Extract 'Did you know?' facts from Wikipedia articles
This is a small Python command line tool and a Jupyter Notebook based on Adam Geitgey's excellent blogpost on Natural Language Processing in Python.
When you run the command like this
$ python3 wiki-text-nlp.py Pikachu
It will show you 'interesting facts' based on the article on the English Wikipedia.
Did you know that Pikachu... ...is a central character in the Pokémon anime series? ...was one of several different Pokémon designs conceived by Game Freak's character development team? ...were the first "Electric-type" Pokémon created, their design intended to revolve around the concept of electricity? ...is one of the sixteen starters and ten partners in the Pokémon Mystery Dungeon games? ...is an amiibo character? ...would be happier living in a colony of wild Pikachu? ...is one of the main Pokémon used in many of the Pokémon manga series? ...is real, out next week in Japan?
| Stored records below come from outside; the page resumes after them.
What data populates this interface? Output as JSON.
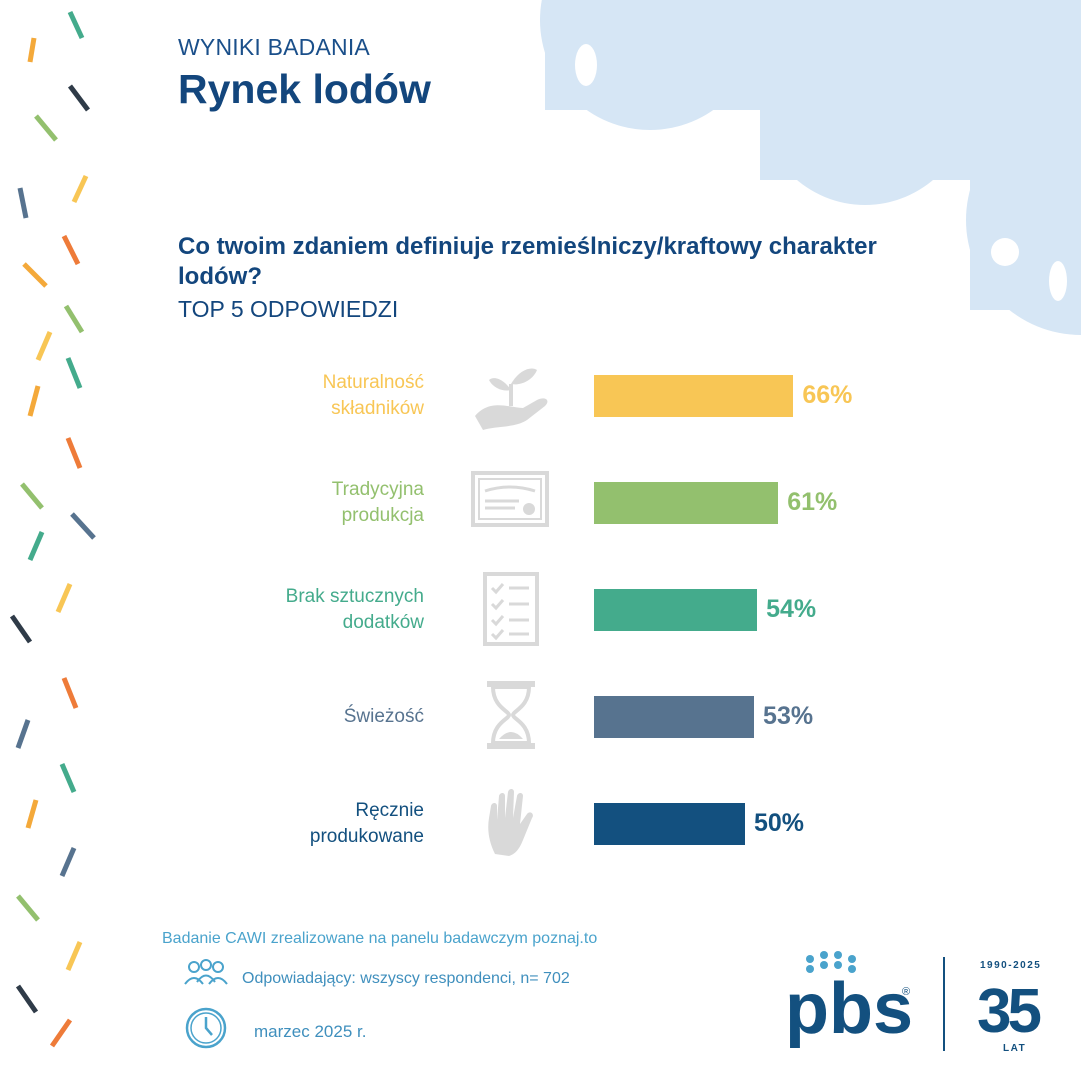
{
  "header": {
    "eyebrow": "WYNIKI BADANIA",
    "title": "Rynek lodów"
  },
  "question": {
    "text": "Co twoim zdaniem definiuje rzemieślniczy/kraftowy charakter lodów?",
    "subtitle": "TOP 5 ODPOWIEDZI"
  },
  "chart_data": {
    "type": "bar",
    "orientation": "horizontal",
    "categories": [
      "Naturalność składników",
      "Tradycyjna produkcja",
      "Brak sztucznych dodatków",
      "Świeżość",
      "Ręcznie produkowane"
    ],
    "category_lines": [
      [
        "Naturalność",
        "składników"
      ],
      [
        "Tradycyjna",
        "produkcja"
      ],
      [
        "Brak sztucznych",
        "dodatków"
      ],
      [
        "Świeżość"
      ],
      [
        "Ręcznie",
        "produkowane"
      ]
    ],
    "values": [
      66,
      61,
      54,
      53,
      50
    ],
    "value_labels": [
      "66%",
      "61%",
      "54%",
      "53%",
      "50%"
    ],
    "colors": [
      "#f8c655",
      "#93c06e",
      "#44ab8c",
      "#57738f",
      "#13507f"
    ],
    "icons": [
      "plant-in-hand-icon",
      "certificate-icon",
      "checklist-icon",
      "hourglass-icon",
      "hand-icon"
    ],
    "unit": "%"
  },
  "footer": {
    "survey_note": "Badanie CAWI zrealizowane na panelu badawczym poznaj.to",
    "respondents": "Odpowiadający: wszyscy respondenci, n= 702",
    "date": "marzec 2025 r."
  },
  "logo": {
    "brand": "pbs",
    "registered": "®",
    "years": "1990-2025",
    "anniversary": "35",
    "anniversary_unit": "LAT"
  },
  "colors": {
    "navy": "#13467d",
    "cloud": "#d6e6f5",
    "footer_blue": "#3f8fbd"
  }
}
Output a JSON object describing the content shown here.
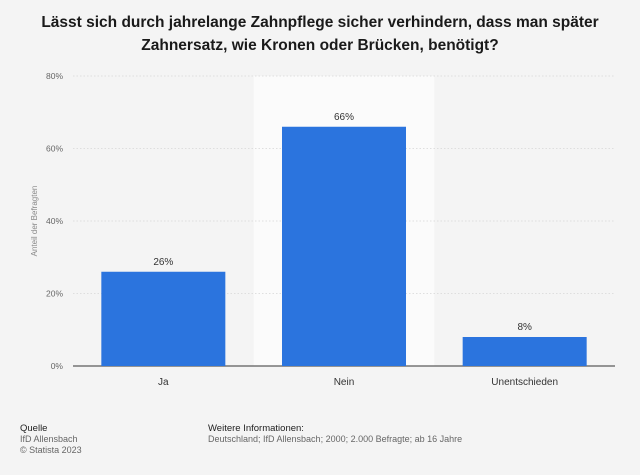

If you've followed Adam's tutorial you'll have all the dependencies expect for two:
bs4 (BeautifulSoup) and
If you haven't followed that tutorial, this will help you out
pip3 install spacy textacy bs4 requests
You also need to install the 'small' English model for spaCy:
python3 -m spacy download en_core_web_sm
I probably should be making a requirements.txt or a Pipfile, but i'm lazy.
The Wikipedia content is retrieved from the excellent Wikimedia REST API which more people should use.
Given that this is mostly a textbook example, this code is in the public domain.